Il cherchait à se persuader à lui-même que cela devait lui être indifférent. Puisque le coup mortel, cruel, inévitable, ne pouvait manquer de le frapper, il fallait le laisser venir.

Chaque jour, lorsqu’il rentrait pour le dîner, Lenoble s’attendait à voir une place vacante à côté de son hôtesse, et chaque jour il était agréablement surpris ; il retrouvait toujours le triste visage, pâle comme celui d’un spectre ; mais, chaque jour, il lui semblait plus pâle et plus triste.

Il demanda à Mme Magnotte quand la dame anglaise devait partir ; mais celle-ci ne put le lui dire.

« Elle parle de s’en aller d’un jour à l’autre, lui répondit-elle, ce sera sans doute bientôt.
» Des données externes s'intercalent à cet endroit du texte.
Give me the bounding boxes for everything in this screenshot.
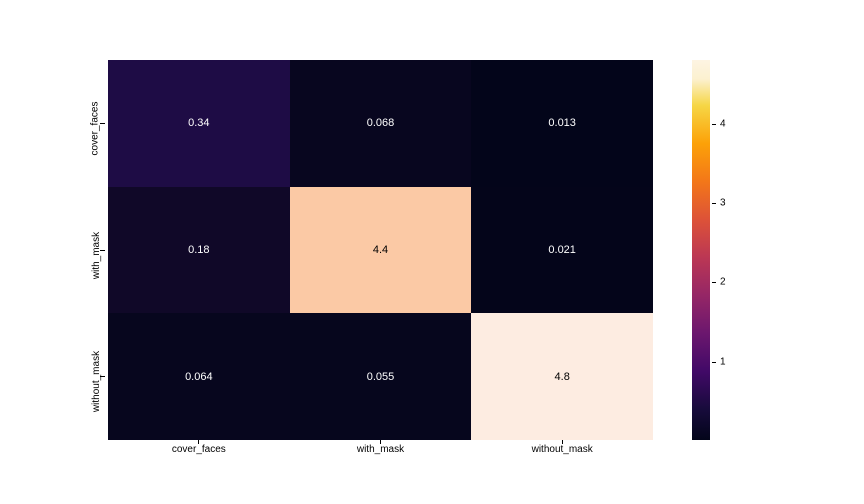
y-axis-ticks [100,60,106,440]
cb-tick-label: 3 [720,198,726,209]
heatmap-grid: 0.34 0.068 0.013 0.18 4.4 0.021 0.064 0.… [108,60,653,440]
cb-tick [712,362,716,363]
cb-tick [712,124,716,125]
x-tick [562,440,563,444]
cell-1-1: 4.4 [290,187,472,314]
cb-tick [712,203,716,204]
cell-0-1: 0.068 [290,60,472,187]
cell-2-1: 0.055 [290,313,472,440]
cell-value: 0.18 [188,244,209,256]
y-label-0: cover_faces [89,102,100,156]
cb-tick-label: 2 [720,277,726,288]
x-tick [380,440,381,444]
cell-value: 0.021 [548,244,576,256]
cell-2-2: 4.8 [471,313,653,440]
y-tick [100,123,105,124]
cell-value: 0.055 [367,371,395,383]
cb-tick-label: 1 [720,357,726,368]
y-tick [100,376,105,377]
cell-value: 4.8 [555,371,570,383]
cb-tick-label: 4 [720,119,726,130]
cell-0-2: 0.013 [471,60,653,187]
x-label-0: cover_faces [108,444,290,464]
cell-1-2: 0.021 [471,187,653,314]
cell-0-0: 0.34 [108,60,290,187]
cell-value: 0.34 [188,117,209,129]
x-label-2: without_mask [471,444,653,464]
colorbar-ticks: 1 2 3 4 [712,60,742,440]
x-axis-ticks [108,440,653,444]
cell-2-0: 0.064 [108,313,290,440]
cell-value: 4.4 [373,244,388,256]
y-tick [100,250,105,251]
cell-1-0: 0.18 [108,187,290,314]
cb-tick [712,282,716,283]
x-tick [198,440,199,444]
cell-value: 0.064 [185,371,213,383]
cell-value: 0.068 [367,117,395,129]
colorbar [692,60,710,440]
cell-value: 0.013 [548,117,576,129]
heatmap-plot: 0.34 0.068 0.013 0.18 4.4 0.021 0.064 0.… [108,60,653,440]
x-axis-labels: cover_faces with_mask without_mask [108,444,653,464]
x-label-1: with_mask [290,444,472,464]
Je suis fâchée de la perdre ; c’est une personne très-tranquille qui ne donne aucun embarras ; mais elle est si triste, mon Dieu ! est-elle triste ! Elle a souffert ! allez, monsieur. »

Gustave partagea cette opinion.

Oui, elle avait dû souffrir, mais quoi et comment ?

Il l’observait très-attentivement ; mais elle était toujours la même. Elle avait cessé de venir passer ses soirées au salon et restait enfermée dans sa chambre. Il ne la voyait qu’à l’heure des repas et ne pouvait trouver l’occasion de lui parler.

Le jour arriva enfin où elle ne parut pas à l’heure du dîner.

Il s’assit à la table sans parler ; il mangea un peu, il but un peu, machinalement, sans avoir conscience de ce qu’il mangeait ou de ce qu’il buvait. Il avait un nuage devant les yeux, un bruit confus de voix dans les oreilles ; mais les facultés de voir et d’entendre paraissaient suspendues en lui.

L’angoisse qu’il ressentit pendant cette heure malheureuse était aussi amère que la mort.